We’re interested in encoding encrypted messages that provide the user with information about the authenticity of the materials they’re working with. For this, our group has been developing a digital signature approach called DNA Identification Number (DIN), which is a more complex cryptography approach that makes it even more difficult for the receiver to open unless they know what they’re looking for.
How does the DNA Identification Number system work?
Peccoud: In any mature industry, you have some kind of product identification system in place that makes it possible to authenticate an individual product. We don’t have that in biotech. The DIN system is a digital certificate technology for verifying synthetic sequences.2 The system borrows from the Vehicle Identification Number (VIN), a unique code used by the automotive industry to identify individual vehicles and access information about the car’s manufacturer, make, and model. The DIN approach creates a digital signature cassette that is embedded into a DNA plasmid.3 Once identified using primers that recognize a start and stop sequence, the user can extract information such as the developer’s ORCID ID, a plasmid ID, and a digital signature from the creator.
Berezin: Currently, the DIN cassette is 512 base pairs in length, irrespective of the length of the incoming message—whether the encrypted information uses 5,000 or 10,000 base pairs, a hash function compresses the data into the same 512-nucleotide-long sequence.
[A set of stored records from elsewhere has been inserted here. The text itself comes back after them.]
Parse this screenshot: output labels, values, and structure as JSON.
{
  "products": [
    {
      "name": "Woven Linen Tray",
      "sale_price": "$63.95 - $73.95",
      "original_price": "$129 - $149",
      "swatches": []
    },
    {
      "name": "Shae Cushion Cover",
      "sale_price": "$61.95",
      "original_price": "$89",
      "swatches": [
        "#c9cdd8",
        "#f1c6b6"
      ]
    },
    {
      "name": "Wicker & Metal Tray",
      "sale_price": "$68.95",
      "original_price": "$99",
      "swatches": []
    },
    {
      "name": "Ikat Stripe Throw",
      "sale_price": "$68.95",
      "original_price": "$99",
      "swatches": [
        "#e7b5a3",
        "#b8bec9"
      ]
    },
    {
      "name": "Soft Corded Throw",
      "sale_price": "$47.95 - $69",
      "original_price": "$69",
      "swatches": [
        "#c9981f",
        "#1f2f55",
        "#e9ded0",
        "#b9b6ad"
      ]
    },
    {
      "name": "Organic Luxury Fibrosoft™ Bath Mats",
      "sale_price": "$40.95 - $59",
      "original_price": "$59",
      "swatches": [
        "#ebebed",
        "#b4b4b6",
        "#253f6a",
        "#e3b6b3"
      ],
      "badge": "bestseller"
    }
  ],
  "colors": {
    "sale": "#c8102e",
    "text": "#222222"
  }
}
The hash function is a random, computer-generated string of nucleotides that is harder to break. To confirm that the hash function sequence isn’t inadvertently interfering with function or introducing an unwanted mutation, we can compare it to a database of sequences and introduce it to bacteria to see how it affects gene expression and behavior. This is something that we are continuing to test, along with creating an even smaller signature cassette.
What kind of infrastructure is needed in laboratories to support the wider adoption of these tools?
Berezin: The continued verification of DNA sequences relies on us having good sequencing technology. To get as accurate of a sequencing read as possible, we use a combination of sequencing technologies—short read sequencing, long read sequencing, and Sanger sequencing. This also requires users to have programming and sequence analysis skills, which could introduce accessibility issues. At the moment, it’s difficult to analyze sequencing reads if you’ve never worked with bioinformatics. Something we are working on is a user-friendly website where users can upload their raw data and our bioinformatics pipeline returns information about their sequence.
Disclosure of Conflicts of Interest: Jean Peccoud is the chief operating officer of GenoFAB, Inc, a biofoundry that provides plasmid management services and an inventor on a patent related to the research discussed in this story.